Le chocolat, un apartment, un livre; la bière, une question, une cerise — for English speakers, it can be disorienting to think that chocolate, an apartment and a book are masculine in French, while a beer, a question, and a cherry skew feminine.
English is a non-gendered language when it comes to pronouns (“the,” “a,” and “an” are gender neutral), while French and a slew of other languages like Spanish, Polish and German assign genders to all nouns. While this can feel confusing and unnatural for language learners, native speakers rarely think about this aspect of their mother tongues. For them, le chocolat and la bière are simply thought of as a unit, with the pronoun playing such a natural part of the word that it’s easy to forget it’s even there.
But just because French speakers think that these genders don’t matter, doesn’t mean they don’t. Gendering nouns actually affects the way that people perceive objects and ideas.

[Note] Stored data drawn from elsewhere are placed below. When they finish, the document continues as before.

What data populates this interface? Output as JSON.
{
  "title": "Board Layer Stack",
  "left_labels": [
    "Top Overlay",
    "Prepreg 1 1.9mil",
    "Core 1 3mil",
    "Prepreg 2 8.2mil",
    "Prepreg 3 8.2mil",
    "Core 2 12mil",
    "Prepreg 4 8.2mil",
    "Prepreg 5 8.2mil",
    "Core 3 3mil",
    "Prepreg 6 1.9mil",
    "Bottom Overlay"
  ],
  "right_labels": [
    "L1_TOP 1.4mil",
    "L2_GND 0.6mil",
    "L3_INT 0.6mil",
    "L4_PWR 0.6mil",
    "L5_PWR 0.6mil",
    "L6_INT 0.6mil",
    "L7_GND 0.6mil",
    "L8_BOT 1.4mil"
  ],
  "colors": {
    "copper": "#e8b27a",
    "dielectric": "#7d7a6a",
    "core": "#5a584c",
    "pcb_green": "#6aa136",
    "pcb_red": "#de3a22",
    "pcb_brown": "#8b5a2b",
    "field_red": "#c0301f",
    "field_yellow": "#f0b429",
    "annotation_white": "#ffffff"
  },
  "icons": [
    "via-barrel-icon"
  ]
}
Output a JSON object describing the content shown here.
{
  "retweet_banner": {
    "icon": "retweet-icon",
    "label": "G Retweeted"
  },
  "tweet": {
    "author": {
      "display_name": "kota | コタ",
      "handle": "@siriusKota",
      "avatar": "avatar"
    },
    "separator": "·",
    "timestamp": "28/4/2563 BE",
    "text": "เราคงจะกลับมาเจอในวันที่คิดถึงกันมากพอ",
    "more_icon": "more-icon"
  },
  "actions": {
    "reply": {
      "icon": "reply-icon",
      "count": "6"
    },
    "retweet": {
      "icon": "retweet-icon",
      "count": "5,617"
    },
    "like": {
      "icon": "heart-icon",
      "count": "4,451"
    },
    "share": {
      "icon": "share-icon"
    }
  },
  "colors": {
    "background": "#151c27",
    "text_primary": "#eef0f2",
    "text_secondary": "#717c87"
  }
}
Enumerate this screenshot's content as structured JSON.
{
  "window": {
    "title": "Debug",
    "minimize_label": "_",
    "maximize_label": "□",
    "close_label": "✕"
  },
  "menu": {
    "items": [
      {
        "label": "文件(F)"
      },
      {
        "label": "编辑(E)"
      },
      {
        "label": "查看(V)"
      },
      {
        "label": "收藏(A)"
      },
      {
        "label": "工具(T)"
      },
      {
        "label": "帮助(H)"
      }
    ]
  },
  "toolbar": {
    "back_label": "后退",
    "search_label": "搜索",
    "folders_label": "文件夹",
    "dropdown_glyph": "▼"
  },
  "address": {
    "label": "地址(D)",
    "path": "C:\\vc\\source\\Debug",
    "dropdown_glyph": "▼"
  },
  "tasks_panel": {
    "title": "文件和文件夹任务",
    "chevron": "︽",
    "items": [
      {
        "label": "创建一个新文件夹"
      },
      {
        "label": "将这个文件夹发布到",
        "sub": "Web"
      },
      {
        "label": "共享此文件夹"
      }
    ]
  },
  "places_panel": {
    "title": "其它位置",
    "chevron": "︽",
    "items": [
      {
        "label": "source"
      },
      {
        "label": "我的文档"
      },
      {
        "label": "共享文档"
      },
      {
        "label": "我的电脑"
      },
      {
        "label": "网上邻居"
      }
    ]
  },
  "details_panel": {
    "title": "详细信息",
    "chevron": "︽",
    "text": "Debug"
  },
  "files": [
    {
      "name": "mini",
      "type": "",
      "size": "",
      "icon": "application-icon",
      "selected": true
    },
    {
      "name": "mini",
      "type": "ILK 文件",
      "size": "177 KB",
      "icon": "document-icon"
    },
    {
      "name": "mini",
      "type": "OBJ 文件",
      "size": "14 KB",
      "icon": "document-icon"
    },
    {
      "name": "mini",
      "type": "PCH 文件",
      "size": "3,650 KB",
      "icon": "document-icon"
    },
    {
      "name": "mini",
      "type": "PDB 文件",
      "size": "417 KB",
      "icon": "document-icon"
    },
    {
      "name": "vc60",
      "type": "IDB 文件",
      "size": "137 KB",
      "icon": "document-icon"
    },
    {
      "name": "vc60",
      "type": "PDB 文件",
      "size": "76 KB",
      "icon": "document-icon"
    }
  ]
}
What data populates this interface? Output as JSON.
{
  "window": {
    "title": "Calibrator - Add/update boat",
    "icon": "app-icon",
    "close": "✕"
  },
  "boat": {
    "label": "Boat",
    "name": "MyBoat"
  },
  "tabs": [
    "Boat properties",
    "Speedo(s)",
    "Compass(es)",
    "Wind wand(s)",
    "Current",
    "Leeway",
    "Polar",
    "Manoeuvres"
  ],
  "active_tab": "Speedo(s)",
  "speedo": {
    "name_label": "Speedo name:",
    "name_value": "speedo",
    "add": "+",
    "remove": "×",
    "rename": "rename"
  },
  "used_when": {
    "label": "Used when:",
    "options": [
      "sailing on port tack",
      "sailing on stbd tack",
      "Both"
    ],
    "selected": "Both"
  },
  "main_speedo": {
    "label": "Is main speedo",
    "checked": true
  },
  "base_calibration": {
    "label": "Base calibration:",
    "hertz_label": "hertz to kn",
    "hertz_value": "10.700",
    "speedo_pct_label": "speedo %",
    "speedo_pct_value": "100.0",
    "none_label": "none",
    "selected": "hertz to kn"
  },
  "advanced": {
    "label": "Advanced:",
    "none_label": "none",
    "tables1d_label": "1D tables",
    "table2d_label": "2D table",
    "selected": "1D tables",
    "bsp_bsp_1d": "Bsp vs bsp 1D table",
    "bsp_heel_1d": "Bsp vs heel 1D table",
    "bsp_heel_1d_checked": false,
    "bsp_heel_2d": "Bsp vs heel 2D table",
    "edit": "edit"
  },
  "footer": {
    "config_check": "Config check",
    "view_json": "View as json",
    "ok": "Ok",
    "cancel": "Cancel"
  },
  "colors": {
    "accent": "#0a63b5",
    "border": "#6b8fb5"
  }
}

Social scientists and researchers have been trying to figure out how language affects cognition and psychology for hundreds of years. In the mid-1900s, the hypothesis of linguistic relativity — also known as the Sapir-Whorf hypothesis — gained popularity, proposing the idea that a language’s structure influences how people think. Linguist Benjamin Lee Whorf, after whom the theory is partially named, pointed to ideas such as how the Hopi people, a native American tribe, didn’t have a word for “time,” which he thought greatly influenced their culture. The same was true, he believed, for all societies, meaning that linguistic differences fundamentally changed how people experienced the world. Although Whorf’s theories have since ebbed in and out of favor with linguists in ensuing years, this school of thought undoubtedly plays an important role in the history of linguistic theory.
This brings us back to the French and their gendered lexicon, which is more important to cognition and psychology than most people think. In the early 2000s, linguistic researchers brought in native Spanish and German speakers and compared how they described various objects, all of which had opposite genders in Spanish and German. The results were clear: gender affected how people perceived the objects.
When asked to describe the word “key” — which is feminine in Spanish but masculine in German — the subjects’ answers were influenced by the gender of those words in their mother tongues. The Spanish speakers described “key” in feminine terms such as “golden,” “intricate,” “lovely,” and “tiny,” while the German speakers used traditionally masculine descriptions like “hard,” “heavy,” “jagged,” “metal,” and “useful.”
Although speakers might never have articulated that having genders assigned to words affected the way they perceived objects, the results indicate that this likely happens without people even realizing.
In a 2017 research paper, Izbella Haertlé conducted another study, this time with Polish and French speakers, to reexamine this idea that gender influences perception. In this case, the research team explained that they were creating a movie where inanimate objects and animals talk to one another, and the participants had to choose a corresponding gender voice for each word. Unsurprisingly, the speakers tended to assign either masculine or feminine voices that corresponded with the given linguistic gender, once again supporting the previous academic research that gendered language does, in fact, affect perception.
Does this body of research mean that the French and other speakers who interact often with gendered language have a totally altered worldview compared with those who grow up with gender-neutral languages? Not necessarily, and it’s a question that linguists have been trying to understand for a long time. But it does shed light and open up the conversation about how gendered language can affect cognition, especially in subtle and often unconscious ways.
So the next time you find yourself wondering, “but really, why is it le chocolat and la bière?” remember that you’re not just being difficult. In fact, you might just be unearthing age-old questions about gendered linguistics, one piece of chocolate and cold beer at a time.